There are three main limitations of this research work. The first limitation is that the linear prediction models do not work well with patients from old-age groups. Therefore, the nonlinear methods are better-recommended to learn the clinotype-clinotypes associations the follow-up analysis from the old-age-group data. The second limitation is constructing the semantic structure among health clinotype names. Thus, we could not use standard annotation code for diseases, symptoms and other phenotypes, such as ICD10 and MeSH term to acquire better curation as in [41].

In addition, to complete the triangle among clinotype, phenotype and genotype, the CPA framework should include the following problems. First, mining clinotype-clinotype association would complete the clinotype-clinotype edge, which has not been addressed. Machine learning techniques could be reapplied in this problem. Second, linking the clinotype-clinotype and clinotype-genotype associations to the gene level would provide insights explaining the associations above. Here, integrating PheWas with better clinotype-phenotype association (from curation and natural language processing) would be a promising solution. We would solve these problems in some future work.

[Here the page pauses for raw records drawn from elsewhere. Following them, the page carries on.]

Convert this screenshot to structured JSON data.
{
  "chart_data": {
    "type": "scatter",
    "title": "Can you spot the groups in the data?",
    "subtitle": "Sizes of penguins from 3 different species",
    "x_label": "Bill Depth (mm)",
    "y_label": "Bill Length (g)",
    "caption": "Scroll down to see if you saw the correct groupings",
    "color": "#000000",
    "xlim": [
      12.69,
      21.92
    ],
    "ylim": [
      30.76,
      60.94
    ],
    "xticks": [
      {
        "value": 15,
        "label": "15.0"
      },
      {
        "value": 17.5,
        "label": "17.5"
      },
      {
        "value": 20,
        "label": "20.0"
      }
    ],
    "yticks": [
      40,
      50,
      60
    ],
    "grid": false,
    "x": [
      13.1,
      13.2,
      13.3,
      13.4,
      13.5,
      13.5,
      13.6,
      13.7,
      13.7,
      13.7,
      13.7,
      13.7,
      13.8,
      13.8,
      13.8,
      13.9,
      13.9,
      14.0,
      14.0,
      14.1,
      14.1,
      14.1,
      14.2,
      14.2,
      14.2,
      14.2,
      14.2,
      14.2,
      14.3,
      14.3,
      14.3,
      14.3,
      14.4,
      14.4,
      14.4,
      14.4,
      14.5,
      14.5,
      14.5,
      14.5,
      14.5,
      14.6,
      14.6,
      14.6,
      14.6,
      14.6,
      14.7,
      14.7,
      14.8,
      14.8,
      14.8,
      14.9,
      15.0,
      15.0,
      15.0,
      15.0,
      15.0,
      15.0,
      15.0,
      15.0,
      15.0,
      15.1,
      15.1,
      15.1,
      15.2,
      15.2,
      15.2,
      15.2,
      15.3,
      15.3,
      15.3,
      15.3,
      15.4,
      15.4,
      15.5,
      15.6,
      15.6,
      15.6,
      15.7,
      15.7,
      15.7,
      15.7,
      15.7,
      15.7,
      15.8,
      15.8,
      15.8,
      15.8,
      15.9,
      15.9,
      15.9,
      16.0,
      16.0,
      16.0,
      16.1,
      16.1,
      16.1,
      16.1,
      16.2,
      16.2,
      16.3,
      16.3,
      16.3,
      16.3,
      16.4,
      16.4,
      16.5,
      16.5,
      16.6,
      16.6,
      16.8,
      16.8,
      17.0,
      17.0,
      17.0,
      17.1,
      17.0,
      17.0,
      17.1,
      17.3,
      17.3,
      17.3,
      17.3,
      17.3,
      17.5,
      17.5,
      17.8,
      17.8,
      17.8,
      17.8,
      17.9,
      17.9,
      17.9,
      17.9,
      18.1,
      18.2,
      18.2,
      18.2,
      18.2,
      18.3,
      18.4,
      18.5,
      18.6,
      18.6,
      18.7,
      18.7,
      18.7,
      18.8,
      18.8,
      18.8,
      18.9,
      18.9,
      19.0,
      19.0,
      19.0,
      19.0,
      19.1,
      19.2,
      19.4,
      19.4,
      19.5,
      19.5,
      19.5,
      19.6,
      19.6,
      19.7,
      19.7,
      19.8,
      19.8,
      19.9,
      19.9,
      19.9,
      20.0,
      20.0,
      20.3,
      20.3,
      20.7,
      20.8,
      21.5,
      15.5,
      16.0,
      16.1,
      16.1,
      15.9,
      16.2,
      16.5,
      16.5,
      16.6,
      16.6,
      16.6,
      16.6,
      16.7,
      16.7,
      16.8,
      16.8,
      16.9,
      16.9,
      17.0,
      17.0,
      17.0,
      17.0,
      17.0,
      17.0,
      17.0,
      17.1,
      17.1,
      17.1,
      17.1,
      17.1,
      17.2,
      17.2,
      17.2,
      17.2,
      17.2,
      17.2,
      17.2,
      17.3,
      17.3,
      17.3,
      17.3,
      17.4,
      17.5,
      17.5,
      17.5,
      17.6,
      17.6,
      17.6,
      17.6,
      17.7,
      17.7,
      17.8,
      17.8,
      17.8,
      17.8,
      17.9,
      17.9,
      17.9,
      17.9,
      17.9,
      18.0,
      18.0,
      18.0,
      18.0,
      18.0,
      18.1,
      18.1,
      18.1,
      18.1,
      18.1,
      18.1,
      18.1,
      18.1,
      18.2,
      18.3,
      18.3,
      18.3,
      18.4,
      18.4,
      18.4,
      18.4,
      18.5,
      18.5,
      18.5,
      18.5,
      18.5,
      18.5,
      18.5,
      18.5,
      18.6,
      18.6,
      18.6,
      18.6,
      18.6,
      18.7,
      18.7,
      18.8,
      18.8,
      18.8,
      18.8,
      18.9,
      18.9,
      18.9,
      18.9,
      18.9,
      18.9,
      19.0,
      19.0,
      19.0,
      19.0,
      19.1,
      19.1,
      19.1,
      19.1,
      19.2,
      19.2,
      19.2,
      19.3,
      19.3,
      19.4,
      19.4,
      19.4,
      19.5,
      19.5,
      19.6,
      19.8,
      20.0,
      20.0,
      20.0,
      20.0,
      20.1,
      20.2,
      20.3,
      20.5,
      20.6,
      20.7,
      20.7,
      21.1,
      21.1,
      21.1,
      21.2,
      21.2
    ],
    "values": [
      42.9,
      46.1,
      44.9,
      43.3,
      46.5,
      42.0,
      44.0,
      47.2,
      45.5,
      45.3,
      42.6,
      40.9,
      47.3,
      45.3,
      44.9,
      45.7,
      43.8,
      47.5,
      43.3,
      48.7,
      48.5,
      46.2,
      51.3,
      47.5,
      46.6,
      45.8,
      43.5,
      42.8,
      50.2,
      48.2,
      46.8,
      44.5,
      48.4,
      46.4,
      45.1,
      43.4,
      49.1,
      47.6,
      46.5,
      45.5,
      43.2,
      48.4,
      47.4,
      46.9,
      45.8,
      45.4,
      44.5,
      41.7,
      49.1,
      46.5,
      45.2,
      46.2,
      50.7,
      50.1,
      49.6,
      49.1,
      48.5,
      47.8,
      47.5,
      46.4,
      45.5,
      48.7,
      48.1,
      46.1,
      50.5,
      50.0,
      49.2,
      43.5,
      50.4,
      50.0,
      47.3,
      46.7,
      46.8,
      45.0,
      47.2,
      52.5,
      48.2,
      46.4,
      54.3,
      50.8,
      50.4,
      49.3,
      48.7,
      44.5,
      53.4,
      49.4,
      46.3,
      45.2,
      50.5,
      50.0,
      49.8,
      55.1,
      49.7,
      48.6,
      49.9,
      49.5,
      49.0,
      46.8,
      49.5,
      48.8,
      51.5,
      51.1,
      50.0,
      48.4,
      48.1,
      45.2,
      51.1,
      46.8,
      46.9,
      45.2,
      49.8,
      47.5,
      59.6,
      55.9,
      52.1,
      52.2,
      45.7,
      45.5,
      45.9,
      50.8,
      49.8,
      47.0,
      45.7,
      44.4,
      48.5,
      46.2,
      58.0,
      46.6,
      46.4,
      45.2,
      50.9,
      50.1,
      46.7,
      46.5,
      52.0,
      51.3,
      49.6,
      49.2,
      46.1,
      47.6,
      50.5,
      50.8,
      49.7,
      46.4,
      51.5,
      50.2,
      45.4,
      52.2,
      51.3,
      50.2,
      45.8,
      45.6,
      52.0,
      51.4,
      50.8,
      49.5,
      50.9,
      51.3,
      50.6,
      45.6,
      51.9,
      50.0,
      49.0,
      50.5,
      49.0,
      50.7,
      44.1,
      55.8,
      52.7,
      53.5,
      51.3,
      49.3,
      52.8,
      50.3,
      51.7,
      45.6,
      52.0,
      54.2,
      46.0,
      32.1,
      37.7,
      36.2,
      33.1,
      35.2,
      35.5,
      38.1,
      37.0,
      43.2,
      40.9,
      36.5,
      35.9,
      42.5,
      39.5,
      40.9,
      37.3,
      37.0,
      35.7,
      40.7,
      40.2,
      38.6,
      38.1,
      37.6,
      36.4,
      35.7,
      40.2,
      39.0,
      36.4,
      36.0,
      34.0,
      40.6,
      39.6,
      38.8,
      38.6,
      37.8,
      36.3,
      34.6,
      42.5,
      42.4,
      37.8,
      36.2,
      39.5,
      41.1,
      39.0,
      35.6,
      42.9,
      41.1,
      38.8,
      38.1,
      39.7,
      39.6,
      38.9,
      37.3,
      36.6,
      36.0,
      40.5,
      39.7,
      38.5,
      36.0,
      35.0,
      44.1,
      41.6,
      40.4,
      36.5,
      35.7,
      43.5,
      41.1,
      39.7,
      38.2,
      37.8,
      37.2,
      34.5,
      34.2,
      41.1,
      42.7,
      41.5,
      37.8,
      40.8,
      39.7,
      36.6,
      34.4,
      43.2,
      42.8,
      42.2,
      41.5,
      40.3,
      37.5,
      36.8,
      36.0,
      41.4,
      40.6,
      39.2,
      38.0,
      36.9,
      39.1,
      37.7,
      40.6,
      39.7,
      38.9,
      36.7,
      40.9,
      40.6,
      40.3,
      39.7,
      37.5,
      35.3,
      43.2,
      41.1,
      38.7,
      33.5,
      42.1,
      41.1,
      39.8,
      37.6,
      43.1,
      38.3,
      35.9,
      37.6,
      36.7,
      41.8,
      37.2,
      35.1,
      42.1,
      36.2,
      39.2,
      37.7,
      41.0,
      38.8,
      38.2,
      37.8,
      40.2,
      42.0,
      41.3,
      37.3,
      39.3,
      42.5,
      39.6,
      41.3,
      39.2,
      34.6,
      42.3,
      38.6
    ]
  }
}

In addition, PPV leaves two issues for open discussion in this work. First, the weak anti-correlation between prediction accuracy and PPV leaves an issue in sampling the training set. It is expected that when we use totally random balance sampling in the training set, the distribution of predicted labels in the test set may contain less ‘normal’ label and may increase PPV. However, ‘normal’ is the major label; therefore, increasing PPV may decrease accuracy. We do not have a clear answer whether or not more advanced data sampling approaches in [42] could be a better solution due to the missing value. Second, although the average PPV achieved in this work is moderate (PPV), we argue that it is a reportable outcome. In this study, the ‘positive’ class stands for abnormal measurement value (either high or low), which is often the minor class in health data. In addition, our definition for true positive (see method section of setup metrics for prediction performance) only allows the predicted label and the true label as either ‘high’ or ‘low’. In other words, if the predicted is ‘low’ but the true label is ‘high’ and vice versa, we still consider this case as false positive although both the predicted label and the true label are not ‘normal’. With this definition, the expected random PPV is 0.33, much less than the average PPV we achieved. Our plausible results in clinotype-clinotype association discovery and patient clustering, which directly use clinotype missing value prediction, show that the discovery is still solid with the PPV above. However, we believe that the discovery could be improved if we apply other techniques with higher PPV.

Conclusions

By CPA framework, we showed how utilizing clinical test results information (clinotype) could further support precision medicine. The proposed problems and solutions with clinotypes demonstrate that clinotype could potentially be an independent area but associating with the well-known genotype–phenotype association studies. Machine learning techniques play a key role in this pioneering work. It could lay out the general ideas from which the future techniques could improve the solution for each problem proposed in this work.